Modalitäten zum Aufteilungsmaßstab Sache der Mitgliedstaaten: Da aber die Berechnung des Pro-rata-Satzes des Vorsteuerabzugs Teil der Regelung über den Vorsteuerabzug ist, fallen die Modalitäten dieser Berechnung zusammen mit dieser Regelung in den Geltungsbereich des nationalen Mehrwertsteuerrechts, dem eine Tätigkeit oder ein Umsatz steuerlich zuzuordnen ist. Es ist nämlich Sache der Steuerbehörden jedes Mitgliedstaats, die Methode für die Berechnung des Rechts auf Vorsteuerabzug festzulegen, wozu sie durch Art. 17 Abs. 5 Unterabs. 3 der 6. EG-RL ermächtigt sind. Eine Berücksichtigung der Umsätze aus anderen Mitgliedstaaten würde daher den in einzelnen Mitgliedstaaten getroffenen steuerpolitischen Entscheidungen entgegenstehen und diese abschwächen.
Keine Berücksichtigung von Umsätzen der Niederlassungen: Eine Gesellschaft, deren Hauptniederlassung in einem Mitgliedstaat ansässig ist, darf deshalb für die Bestimmung des für sie geltenden Pro-rata-Satzes des Vorsteuerabzugs nicht den Umsatz berücksichtigen, den ihre in anderen Mitgliedstaaten ansässigen Zweigniederlassungen erzielen.
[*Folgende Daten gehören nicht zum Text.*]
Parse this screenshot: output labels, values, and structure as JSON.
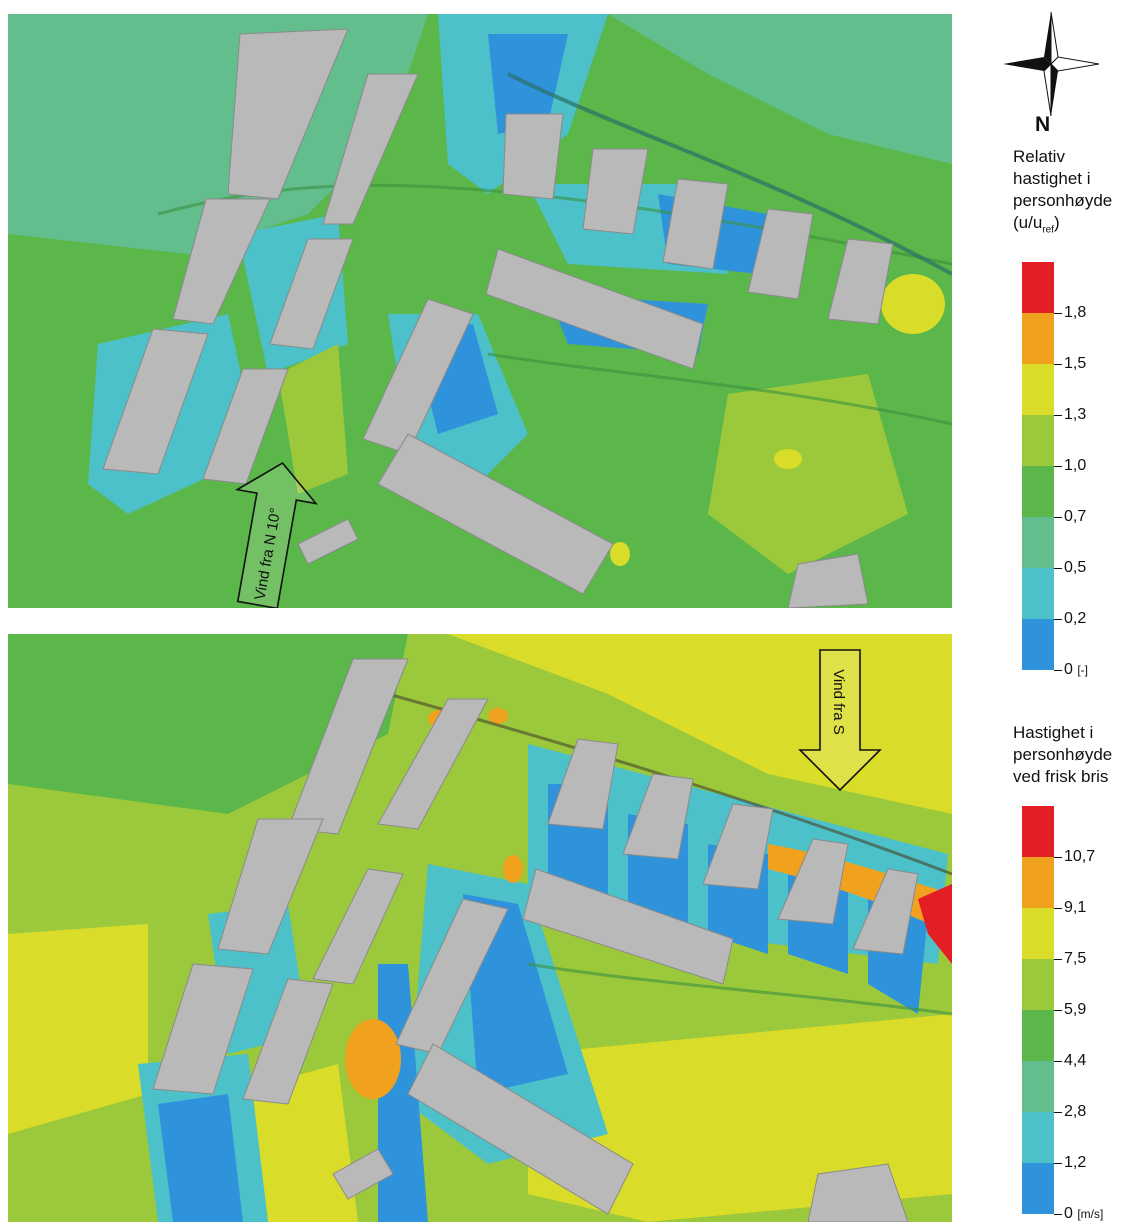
{
  "compass": {
    "icon": "compass-rose-icon",
    "north_label": "N"
  },
  "panels": [
    {
      "id": "top",
      "wind_label": "Vind fra N 10°",
      "wind_direction": "from north 10°"
    },
    {
      "id": "bottom",
      "wind_label": "Vind fra S",
      "wind_direction": "from south"
    }
  ],
  "legend_relative": {
    "title_lines": [
      "Relativ",
      "hastighet i",
      "personhøyde"
    ],
    "formula": {
      "prefix": "(u/u",
      "subscript": "ref",
      "suffix": ")"
    },
    "ticks": [
      "1,8",
      "1,5",
      "1,3",
      "1,0",
      "0,7",
      "0,5",
      "0,2"
    ],
    "zero_label": "0",
    "unit": "[-]",
    "colors": [
      "#e31e24",
      "#f0a21e",
      "#d9dc28",
      "#9cc93c",
      "#5bb749",
      "#62be8c",
      "#4cc1c9",
      "#2f93db"
    ]
  },
  "legend_absolute": {
    "title_lines": [
      "Hastighet i",
      "personhøyde",
      "ved frisk bris"
    ],
    "ticks": [
      "10,7",
      "9,1",
      "7,5",
      "5,9",
      "4,4",
      "2,8",
      "1,2"
    ],
    "zero_label": "0",
    "unit": "[m/s]",
    "colors": [
      "#e31e24",
      "#f0a21e",
      "#d9dc28",
      "#9cc93c",
      "#5bb749",
      "#62be8c",
      "#4cc1c9",
      "#2f93db"
    ]
  }
}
Entsprechendes gilt auch für Niederlassungen außerhalb der Europäischen Union.
Beschränkung der Befugnisse der Mitgliedstaaten: Zwar können die Mitgliedstaaten für einzelne Tätigkeitsbereiche gesonderte Pro-rata-Sätze vorsehen. Diese Tätigkeitsbereiche sind jedoch nicht geografisch zu verstehen, weshalb Umsätze einer ausländischen Niederlassung nicht mit einbezogen werden dürfen.
Beraterhinweis: Der Sachverhalt der Besprechungsentscheidung betraf den Fall, dass die Berücksichtigung der ausländischen Niederlassungsumsätze für die Hauptniederlassung zu einem höheren Vorsteuerabzug geführt hätte. Die Aussagen des EuGH dürften entsprechend auch in den Fällen gelten, in denen sich ein niedriger Abzugsbetrag ergeben würde. Sollte die Finanzverwaltung im Einzelfall dennoch einen globalen Pro-rata-Satz ansetzen wollen, kann dem nun die neue EuGH-Rechtsprechung entgegengehalten werden.
Sollte ein Unternehmen im Ausland Umsätze erzielen ohne dort jedoch über feste Niederlassungen zu verfügen, dürfte eine Einbeziehung in den Aufteilungsmaßstab weiterhin erforderlich sein. § 15 Abs. 4 UStG spricht insoweit nur von Umsätzen und nicht von „im Inland steuerbaren Umsätzen“. Auch Umsätze im Ausland können zum Vorsteuerabzug führen (Umkehrschluss aus § 15 Abs. 2 Nr. 2 UStG).